Kukris come in all shapes and sizes but the biggest thing that makes them such effective choppers is the forward balance and the distance the edge sits forward of the grip axis during the swing, much like the bit of an axe. This dynamic can be achieved in a lot of different ways, and the kukri is just one of them. The forward curve can cause some clearance issues under certain circumstances, but this is mostly noticed when trying to cut against an anvil surface like a chopping block. I generally prefer thinner kukris than tend to be en vogue these days. Their relatively short length and heftiness predisposes them to cutting thicker woody targets rather than lithe branches or woody-stemmed weeds, let alone lush vegetation. If you mostly plan on encountering woody targets it's a great choice, but the low tip velocity you get out of them needs to be considered if you need it for any vegetation-slashing work. As in all things, there are advantages and disadvantages to every design consideration.

I'm not sure if I should be pleased that you agree with me, or annoyed that you sounded so darn much smarter saying it. ;)
 
The CS Gurkha is a very versatile khukuri. It chops very well and also slashes light vegetation due to the FFG. The weight and balance are superb. It won't beat a machete at clearing light brush and vines, but it's a nice middle ground blade.
 
I'm not sure if I should be pleased that you agree with me, or annoyed that you sounded so darn much smarter saying it. ;)

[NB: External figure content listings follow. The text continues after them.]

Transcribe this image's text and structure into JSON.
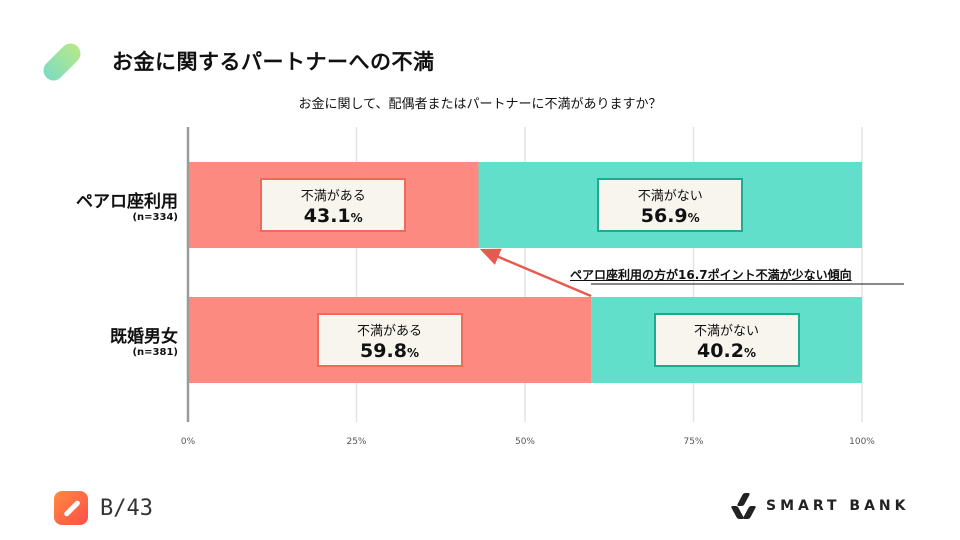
{
  "title": "お金に関するパートナーへの不満",
  "question": "お金に関して、配偶者またはパートナーに不満がありますか？",
  "annotation": "ペアロ座利用の方が16.7ポイント不満が少ない傾向",
  "colors": {
    "dissatisfied": "#fd8a80",
    "satisfied": "#62dfca",
    "red_border": "#f0695a",
    "teal_border": "#1fa98f",
    "arrow": "#e85a4f"
  },
  "chart_data": {
    "type": "bar",
    "orientation": "horizontal",
    "stacked": true,
    "categories": [
      {
        "name": "ペアロ座利用",
        "n": "(n=334)"
      },
      {
        "name": "既婚男女",
        "n": "(n=381)"
      }
    ],
    "series": [
      {
        "name": "不満がある",
        "values": [
          43.1,
          59.8
        ]
      },
      {
        "name": "不満がない",
        "values": [
          56.9,
          40.2
        ]
      }
    ],
    "xlim": [
      0,
      100
    ],
    "xticks": [
      "0%",
      "25%",
      "50%",
      "75%",
      "100%"
    ],
    "unit": "%"
  },
  "footer": {
    "left_logo": "B/43",
    "right_logo": "SMART BANK"
  }
}
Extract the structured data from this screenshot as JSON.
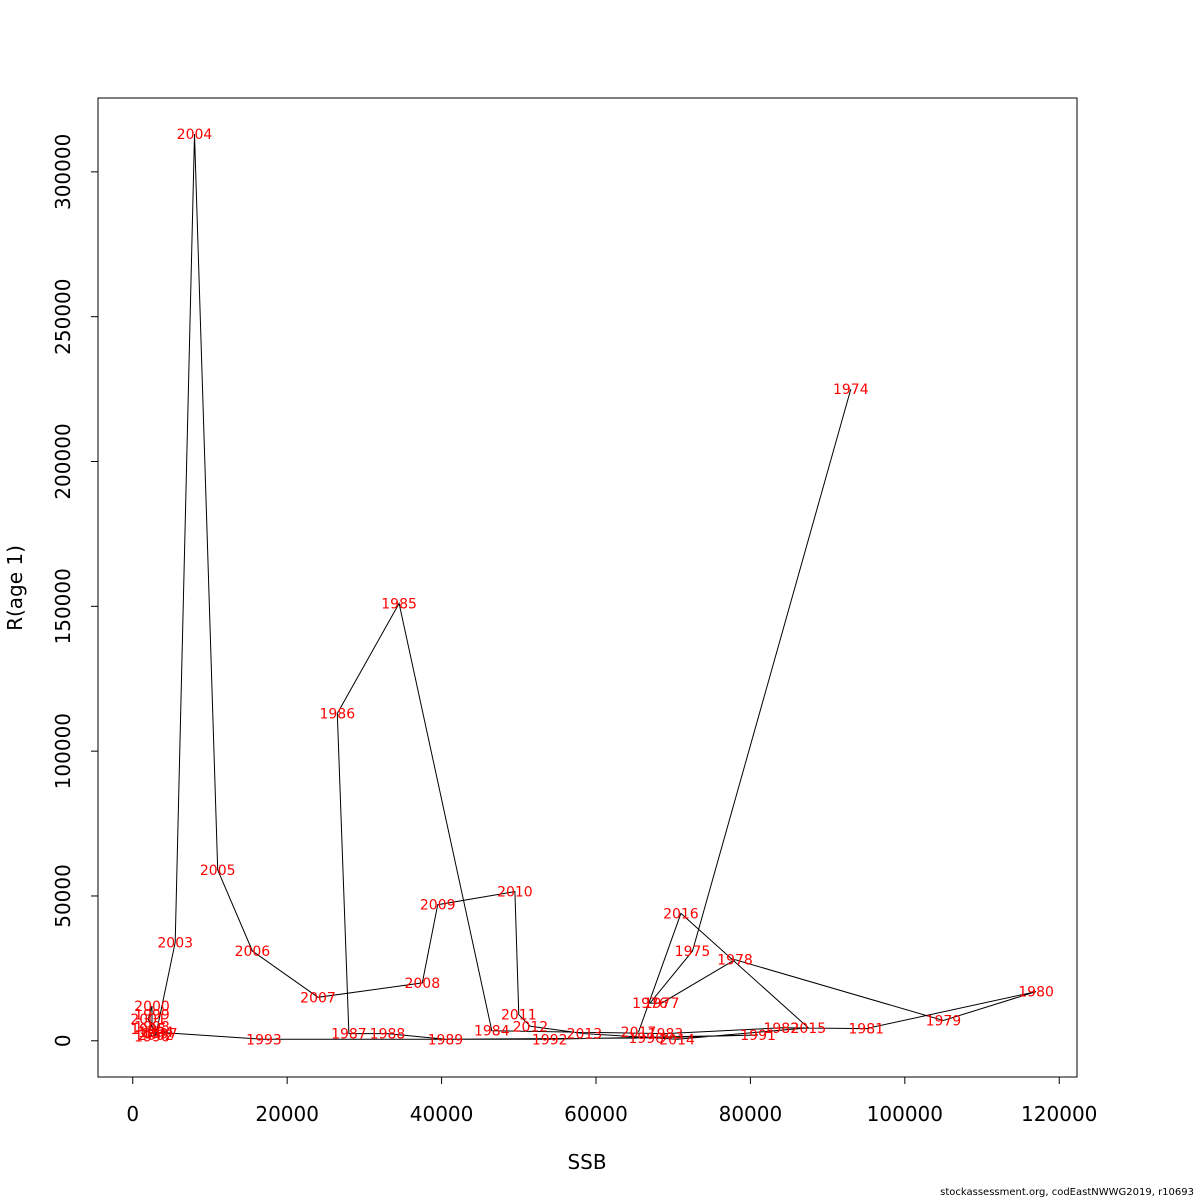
{
  "chart_data": {
    "type": "line",
    "title": "",
    "xlabel": "SSB",
    "ylabel": "R(age 1)",
    "xlim": [
      -4500,
      122300
    ],
    "ylim": [
      -12500,
      325500
    ],
    "xticks": [
      0,
      20000,
      40000,
      60000,
      80000,
      100000,
      120000
    ],
    "yticks": [
      0,
      50000,
      100000,
      150000,
      200000,
      250000,
      300000
    ],
    "grid": false,
    "line_color": "#000000",
    "label_color": "#ff0000",
    "points": [
      {
        "year": "1974",
        "x": 93000,
        "y": 225000
      },
      {
        "year": "1975",
        "x": 72500,
        "y": 31000
      },
      {
        "year": "1976",
        "x": 67000,
        "y": 13000
      },
      {
        "year": "1977",
        "x": 68500,
        "y": 13000
      },
      {
        "year": "1978",
        "x": 78000,
        "y": 28000
      },
      {
        "year": "1979",
        "x": 105000,
        "y": 7000
      },
      {
        "year": "1980",
        "x": 117000,
        "y": 17000
      },
      {
        "year": "1981",
        "x": 95000,
        "y": 4200
      },
      {
        "year": "1982",
        "x": 84000,
        "y": 4500
      },
      {
        "year": "1983",
        "x": 69000,
        "y": 2500
      },
      {
        "year": "1984",
        "x": 46500,
        "y": 3500
      },
      {
        "year": "1985",
        "x": 34500,
        "y": 151000
      },
      {
        "year": "1986",
        "x": 26500,
        "y": 113000
      },
      {
        "year": "1987",
        "x": 28000,
        "y": 2500
      },
      {
        "year": "1988",
        "x": 33000,
        "y": 2500
      },
      {
        "year": "1989",
        "x": 40500,
        "y": 500
      },
      {
        "year": "1990",
        "x": 66500,
        "y": 1000
      },
      {
        "year": "1991",
        "x": 81000,
        "y": 2000
      },
      {
        "year": "1992",
        "x": 54000,
        "y": 500
      },
      {
        "year": "1993",
        "x": 17000,
        "y": 500
      },
      {
        "year": "1994",
        "x": 3000,
        "y": 3000
      },
      {
        "year": "1995",
        "x": 2000,
        "y": 4000
      },
      {
        "year": "1996",
        "x": 2500,
        "y": 1500
      },
      {
        "year": "1997",
        "x": 3500,
        "y": 2500
      },
      {
        "year": "1998",
        "x": 2500,
        "y": 5000
      },
      {
        "year": "1999",
        "x": 2500,
        "y": 9000
      },
      {
        "year": "2000",
        "x": 2500,
        "y": 12000
      },
      {
        "year": "2001",
        "x": 2000,
        "y": 7500
      },
      {
        "year": "2002",
        "x": 3000,
        "y": 2000
      },
      {
        "year": "2003",
        "x": 5500,
        "y": 34000
      },
      {
        "year": "2004",
        "x": 8000,
        "y": 313000
      },
      {
        "year": "2005",
        "x": 11000,
        "y": 59000
      },
      {
        "year": "2006",
        "x": 15500,
        "y": 31000
      },
      {
        "year": "2007",
        "x": 24000,
        "y": 15000
      },
      {
        "year": "2008",
        "x": 37500,
        "y": 20000
      },
      {
        "year": "2009",
        "x": 39500,
        "y": 47000
      },
      {
        "year": "2010",
        "x": 49500,
        "y": 51500
      },
      {
        "year": "2011",
        "x": 50000,
        "y": 9000
      },
      {
        "year": "2012",
        "x": 51500,
        "y": 5000
      },
      {
        "year": "2013",
        "x": 58500,
        "y": 2500
      },
      {
        "year": "2014",
        "x": 70500,
        "y": 500
      },
      {
        "year": "2015",
        "x": 87500,
        "y": 4500
      },
      {
        "year": "2016",
        "x": 71000,
        "y": 44000
      },
      {
        "year": "2017",
        "x": 65500,
        "y": 3000
      }
    ]
  },
  "footer_text": "stockassessment.org, codEastNWWG2019, r10693"
}
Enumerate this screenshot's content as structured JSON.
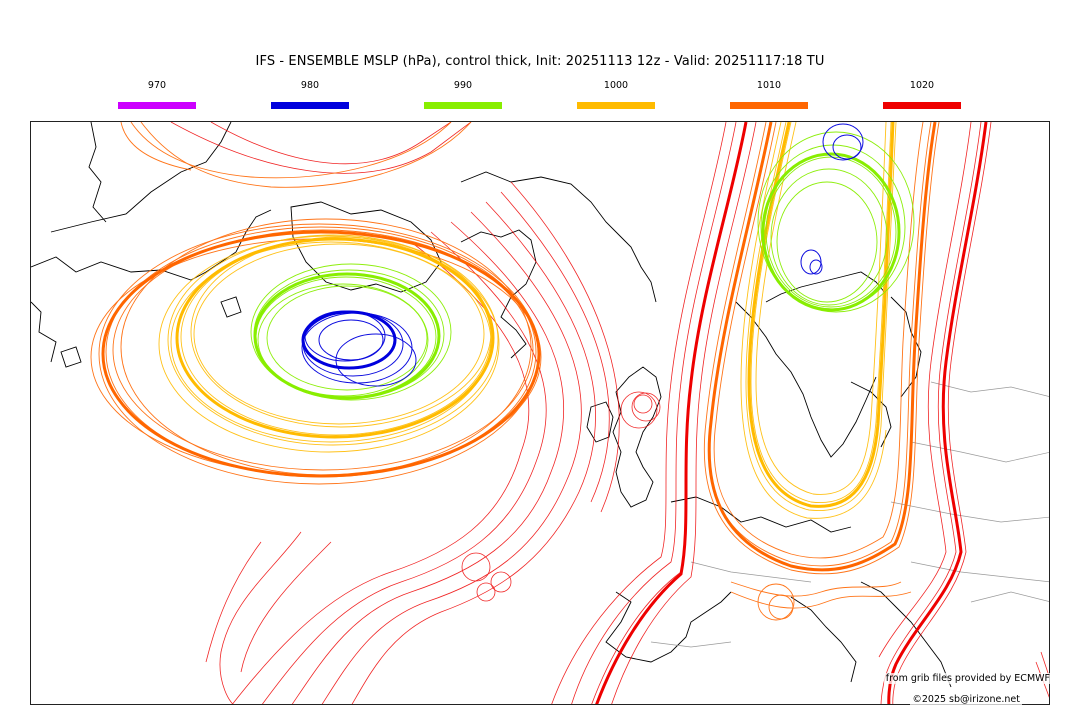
{
  "title": "IFS - ENSEMBLE MSLP (hPa), control thick, Init: 20251113 12z - Valid: 20251117:18 TU",
  "legend": [
    {
      "label": "970",
      "color": "#cc00ff"
    },
    {
      "label": "980",
      "color": "#0000dd"
    },
    {
      "label": "990",
      "color": "#88ee00"
    },
    {
      "label": "1000",
      "color": "#ffbb00"
    },
    {
      "label": "1010",
      "color": "#ff6600"
    },
    {
      "label": "1020",
      "color": "#ee0000"
    }
  ],
  "credit": "from grib files provided by ECMWF",
  "copyright": "©2025 sb@irizone.net"
}
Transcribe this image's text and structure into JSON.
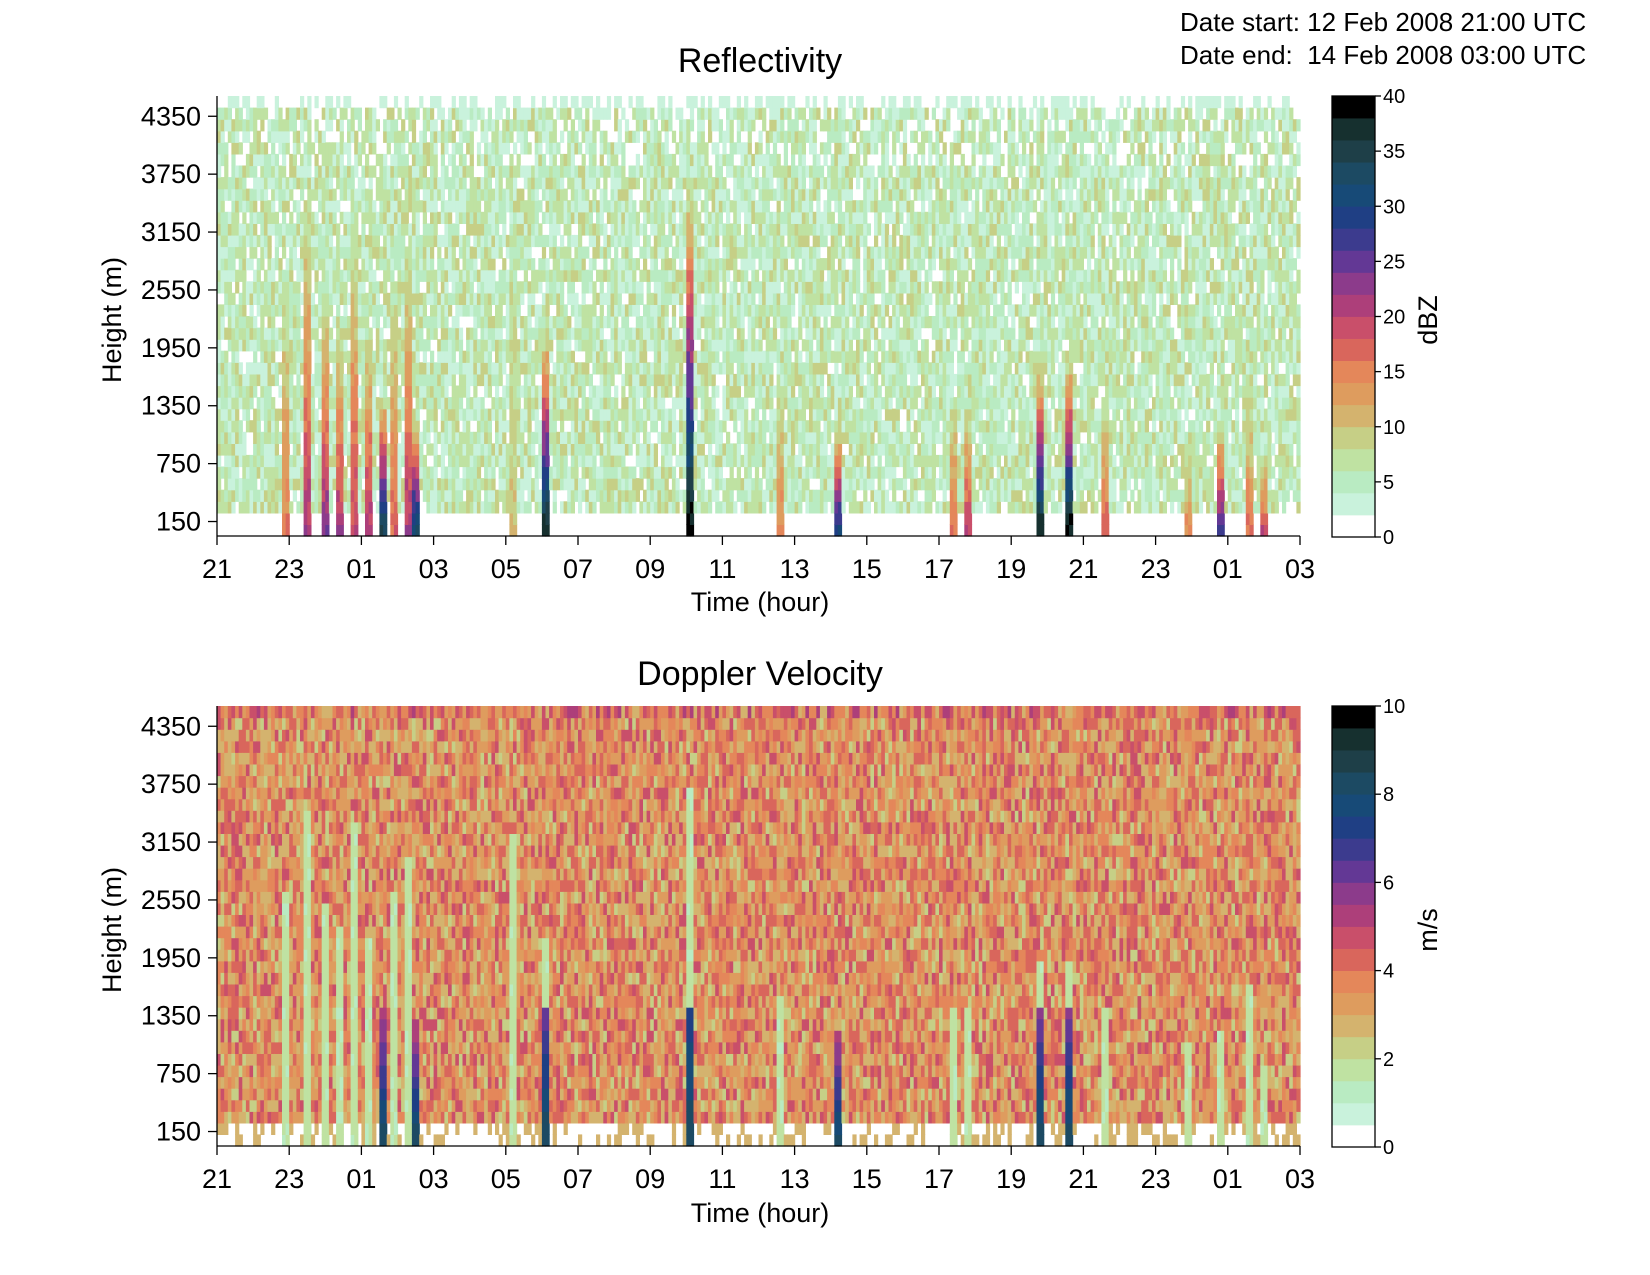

Hahaha--a lot of it comes down to the mechanism by which a particular target is best cut. Woody targets are cut through impulse (energy over time) and setting the blade forward of the axis of the grip increases that impulse. With light targets (including both woody-stemmed plants and lush vegetation) they're best cut at high velocity so that the force is imparted to the target before inertia is overcome and the target just slips off the blade. Long blades have higher tip velocity, and lighter ones are easier to accelerate rapidly.
 
Hahaha--a lot of it comes down to the mechanism by which a particular target is best cut. Woody targets are cut through impulse (energy over time) and setting the blade forward of the axis of the grip increases that impulse. With light targets (including both woody-stemmed plants and lush vegetation) they're best cut at high velocity so that the force is imparted to the target before inertia is overcome and the target just slips off the blade. Long blades have higher tip velocity, and lighter ones are easier to accelerate rapidly.

I hear you. The physics behind knives has really taken over as one of the major things that interests me in the hobby as I know more about it. My thoughts on blade geometry and cutting efficiency have changed drastically over the past two or so years.
 
I have a khukri but consider it a wood chopper only. Due to it's heft, it tires me quickly. I think a hatchet is a more efficient chopper. Actually, I much prefer a saw.

As for clearing brush, I use a very thin bladed Condor machete. Very lightweight and fast.